Alright, so I've been cruising through dozens of forums, reading up on all the criticism of ME3 and it's endings, the various plot holes, etc etc etc. A few of the more prevalent ones I've noticed are:
1. Why didn't the Reapers just go ahead and take the Citadel immediately, decapitating galactic civilization like they did in the previous cycles? Sure, they couldn't do it the easy way like before, but they managed it just fine later on, why not earlier?
2. Why did humans suddenly find the Crucible plans at just the right moment? You would have thought that if there were plans for a massively powerful weapon, plans that could be recognized as plans for a massively powerful weapon just by a quick glance from someone desperately looking through the archives, they would have found it in the decades since they first found the Mars Archives. Furthermore, why didn't Vigil mention it, or why didn't Javik know about it? You'd think that if the Protheans had discovered a way to kill the Reapers in one shot, they would have kept track of it in case they ever had the option of using it.
3. Why Earth? Why move the Citadel directly over earth, when they were doing just fine without it? Why provide an easy access port at all?
4. Mass Accelerators are easy to aim in space, even moreso if there's a giant, well-defended object that cant aim very well. Why didn't the reapers just blow up the Crucible the instant it dropped out of FTL?
I think that there is one clear answer that solves this problem; it wasn't the Protheans that designed the Crucible, or any other species that fought the Reapers. It was the Reapers themselves. They deliberately left behind archives like the one on Mars, to further the tech direction they wanted species to go towards. Then they inserted the plans for the Crucible with a protocol that reveals its presence at the same time as the impending reaper invasion.
Most species would see this as a godsend. A weapon, designed by the previous cycle that was barely defeated, that could destroy their enemy in a single move? Talk about tremendous tactical advantage! So of course every species would start to pour their resources into it, trying to build it before the war comes to a bloody end. In their haste to build it, nobody notices that, with all their resources turned towards this megaproject, their fleets are getting less resources, and their scientists are focusing less and less on the invasion and more and more on the complicated, yet "strangely simple" designs of the Crucible.
Now maybe in this time the Reapers will annihilate the species and the problem will be solved. But maybe not; maybe you have a species that just refuses to give up and die, a species that fights for each and every inch of territory lost, and makes the Reapers pay a bloody cost for it. That is the situation where...they 'Discover' the Crucible project. The immediately move the Crucible to a heavily defended world, but a world that they took from one of the other species some time ago, one that knows it better than anyone else. Then they set up a cursory defense, and watch as the Crucible plugs itself into the Citadel.
And behold; the species is presented with three options.
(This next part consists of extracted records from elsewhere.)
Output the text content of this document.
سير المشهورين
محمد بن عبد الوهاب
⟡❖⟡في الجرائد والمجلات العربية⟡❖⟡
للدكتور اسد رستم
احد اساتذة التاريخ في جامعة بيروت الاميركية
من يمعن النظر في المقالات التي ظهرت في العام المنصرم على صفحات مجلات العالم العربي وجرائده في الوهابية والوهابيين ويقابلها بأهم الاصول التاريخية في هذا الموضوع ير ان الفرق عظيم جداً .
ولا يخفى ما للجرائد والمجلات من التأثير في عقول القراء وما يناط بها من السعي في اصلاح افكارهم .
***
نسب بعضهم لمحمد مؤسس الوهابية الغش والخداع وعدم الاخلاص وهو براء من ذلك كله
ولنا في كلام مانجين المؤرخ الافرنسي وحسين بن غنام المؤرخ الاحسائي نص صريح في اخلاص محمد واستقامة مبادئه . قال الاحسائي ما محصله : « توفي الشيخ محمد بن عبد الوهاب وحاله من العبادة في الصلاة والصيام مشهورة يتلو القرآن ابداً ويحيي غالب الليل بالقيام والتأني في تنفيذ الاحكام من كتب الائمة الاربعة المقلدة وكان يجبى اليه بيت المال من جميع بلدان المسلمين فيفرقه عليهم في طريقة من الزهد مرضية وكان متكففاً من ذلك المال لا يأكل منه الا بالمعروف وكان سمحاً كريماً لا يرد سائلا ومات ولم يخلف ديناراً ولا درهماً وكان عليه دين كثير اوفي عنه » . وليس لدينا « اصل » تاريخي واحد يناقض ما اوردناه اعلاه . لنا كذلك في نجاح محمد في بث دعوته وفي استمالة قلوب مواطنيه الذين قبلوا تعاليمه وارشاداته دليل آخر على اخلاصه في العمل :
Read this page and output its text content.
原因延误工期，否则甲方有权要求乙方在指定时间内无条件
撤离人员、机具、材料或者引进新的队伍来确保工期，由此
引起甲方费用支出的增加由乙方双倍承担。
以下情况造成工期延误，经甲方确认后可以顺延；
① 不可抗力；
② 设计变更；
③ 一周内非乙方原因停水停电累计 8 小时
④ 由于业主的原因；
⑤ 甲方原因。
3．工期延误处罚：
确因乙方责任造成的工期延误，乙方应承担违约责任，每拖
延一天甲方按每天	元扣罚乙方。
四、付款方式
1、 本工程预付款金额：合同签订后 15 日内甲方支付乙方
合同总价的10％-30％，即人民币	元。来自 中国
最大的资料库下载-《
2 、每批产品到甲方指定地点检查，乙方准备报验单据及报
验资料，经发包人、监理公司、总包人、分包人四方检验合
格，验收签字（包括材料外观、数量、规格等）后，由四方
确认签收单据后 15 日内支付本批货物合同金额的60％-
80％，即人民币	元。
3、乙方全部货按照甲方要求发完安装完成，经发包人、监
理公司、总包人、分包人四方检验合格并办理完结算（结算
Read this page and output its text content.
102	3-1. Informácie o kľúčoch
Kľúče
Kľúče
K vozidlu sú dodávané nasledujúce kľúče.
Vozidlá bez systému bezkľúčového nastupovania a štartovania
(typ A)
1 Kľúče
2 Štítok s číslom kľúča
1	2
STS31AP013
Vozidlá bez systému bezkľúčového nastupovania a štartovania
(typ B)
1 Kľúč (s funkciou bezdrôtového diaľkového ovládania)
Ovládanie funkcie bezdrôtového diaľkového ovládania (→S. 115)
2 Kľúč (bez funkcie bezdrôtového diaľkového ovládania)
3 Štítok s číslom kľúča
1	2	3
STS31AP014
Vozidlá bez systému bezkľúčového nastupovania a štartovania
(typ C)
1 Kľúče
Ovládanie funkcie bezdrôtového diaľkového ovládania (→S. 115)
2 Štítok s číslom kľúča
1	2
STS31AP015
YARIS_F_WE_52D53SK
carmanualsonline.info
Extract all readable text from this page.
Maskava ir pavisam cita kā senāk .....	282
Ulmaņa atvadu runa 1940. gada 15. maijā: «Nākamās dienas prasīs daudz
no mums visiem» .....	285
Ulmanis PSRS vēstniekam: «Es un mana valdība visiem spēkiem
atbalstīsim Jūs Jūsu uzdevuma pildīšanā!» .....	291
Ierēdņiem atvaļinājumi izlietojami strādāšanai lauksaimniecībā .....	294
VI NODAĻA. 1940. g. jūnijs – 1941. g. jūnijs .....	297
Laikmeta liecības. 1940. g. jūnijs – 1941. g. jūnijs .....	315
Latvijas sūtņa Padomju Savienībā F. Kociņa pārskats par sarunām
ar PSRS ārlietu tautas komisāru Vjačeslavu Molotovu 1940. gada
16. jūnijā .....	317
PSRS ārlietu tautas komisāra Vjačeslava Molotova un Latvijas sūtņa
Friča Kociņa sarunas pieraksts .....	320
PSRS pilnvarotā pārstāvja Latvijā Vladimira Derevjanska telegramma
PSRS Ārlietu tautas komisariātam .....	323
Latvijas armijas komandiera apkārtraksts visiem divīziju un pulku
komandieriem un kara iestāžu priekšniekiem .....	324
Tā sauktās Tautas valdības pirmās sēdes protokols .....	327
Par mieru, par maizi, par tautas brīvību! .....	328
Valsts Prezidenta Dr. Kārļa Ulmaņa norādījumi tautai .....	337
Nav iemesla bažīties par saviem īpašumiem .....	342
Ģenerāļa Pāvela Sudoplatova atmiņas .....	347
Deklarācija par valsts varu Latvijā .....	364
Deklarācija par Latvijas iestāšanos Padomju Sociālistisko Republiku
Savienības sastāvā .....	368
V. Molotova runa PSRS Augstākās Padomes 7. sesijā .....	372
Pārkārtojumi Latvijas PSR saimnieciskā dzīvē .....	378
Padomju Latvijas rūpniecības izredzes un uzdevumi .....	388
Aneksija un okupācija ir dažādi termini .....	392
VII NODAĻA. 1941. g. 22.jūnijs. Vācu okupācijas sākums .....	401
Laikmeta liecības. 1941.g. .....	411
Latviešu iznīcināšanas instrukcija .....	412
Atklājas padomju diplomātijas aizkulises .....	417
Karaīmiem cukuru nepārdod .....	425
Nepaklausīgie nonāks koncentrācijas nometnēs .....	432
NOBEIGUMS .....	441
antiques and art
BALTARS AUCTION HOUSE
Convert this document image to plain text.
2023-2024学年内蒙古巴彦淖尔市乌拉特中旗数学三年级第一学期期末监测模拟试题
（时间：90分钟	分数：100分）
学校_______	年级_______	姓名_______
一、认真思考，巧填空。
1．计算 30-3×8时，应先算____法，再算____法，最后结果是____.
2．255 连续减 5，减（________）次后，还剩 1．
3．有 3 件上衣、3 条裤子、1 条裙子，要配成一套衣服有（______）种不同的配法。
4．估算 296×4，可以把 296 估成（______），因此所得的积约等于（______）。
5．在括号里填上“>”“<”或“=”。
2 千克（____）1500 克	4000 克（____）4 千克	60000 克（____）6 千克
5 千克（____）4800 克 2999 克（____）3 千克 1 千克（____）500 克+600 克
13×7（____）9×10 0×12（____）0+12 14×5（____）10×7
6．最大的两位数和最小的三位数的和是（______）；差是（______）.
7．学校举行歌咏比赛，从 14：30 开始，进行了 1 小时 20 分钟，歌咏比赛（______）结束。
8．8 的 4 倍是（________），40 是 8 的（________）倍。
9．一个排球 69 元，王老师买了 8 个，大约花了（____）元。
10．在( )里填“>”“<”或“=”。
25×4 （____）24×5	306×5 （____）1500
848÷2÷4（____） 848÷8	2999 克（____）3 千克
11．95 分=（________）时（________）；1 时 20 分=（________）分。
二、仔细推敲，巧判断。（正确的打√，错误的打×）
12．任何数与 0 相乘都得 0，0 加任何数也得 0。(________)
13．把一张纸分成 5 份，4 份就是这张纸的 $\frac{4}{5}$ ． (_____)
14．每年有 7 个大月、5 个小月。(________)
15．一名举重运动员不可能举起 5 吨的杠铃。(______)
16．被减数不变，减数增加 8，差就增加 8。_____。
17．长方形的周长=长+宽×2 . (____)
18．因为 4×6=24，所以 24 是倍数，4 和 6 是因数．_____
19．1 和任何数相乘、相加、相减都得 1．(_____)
1.Destroy all synthetic-originated technology; the Mass Relay Network, sure, but also implants, technologies, AI's--Everything the species would need to survive in a world cut off from the rest of the galaxy. Sure, the reapers physical bodies are destroyed, but they're machines; they leave copies of their code on other platforms in Dark Space, and come back and build new ones over the course of a few hundred years. In the meantime, Galactic Civilization is trying to reform with every factory, ship, and omnitool useless scrap, and most of their scientists and warriors dead of rejection shock as their implants suddenly become useless hunks of metal.
2. Take control of the Reapers. Because they totally will let you control them, and your one mind can totally sublimate the uncounted trillions of reaper minds contained within them, and you totally wont get indoctrinated by direct contact with the soul of pure evil. "The Reapers are Friendly Now", you say, as you bring them in to repair the damaged mass relays. Everyone trusts you, so nobody even notices that every single scientist and soldier in the galaxy is being indoctrinated until it's too late.
3. Synthesis. The Reapers want everything in the galaxy to be made synthetic. In one stroke, you achieve this for them. With their unimaginably great power, they overwhelm the minds of every new synthetic being, merge it into a new reaper, and leave for dark space, letting the remaining synthesis plants and animals slowly fade back into normalcy.
Basically, in the original ending, the Reapers WON. You took their bait, you let the cycle repeat again, and you never even noticed. That's why many didn't like the original endings; none of them seemed like 'good' endings, because they WEREN'T.
And that's alright. You played the game well. You lost, but then again, you never really had a chance to win, did you? You really think the reapers would let a species get powerful enough to challenge them? You really think an army built over billions of years can be beaten by one thrown together in dozens?
No, no; the Reapers won, fair and square. The cycle continues. As it always will.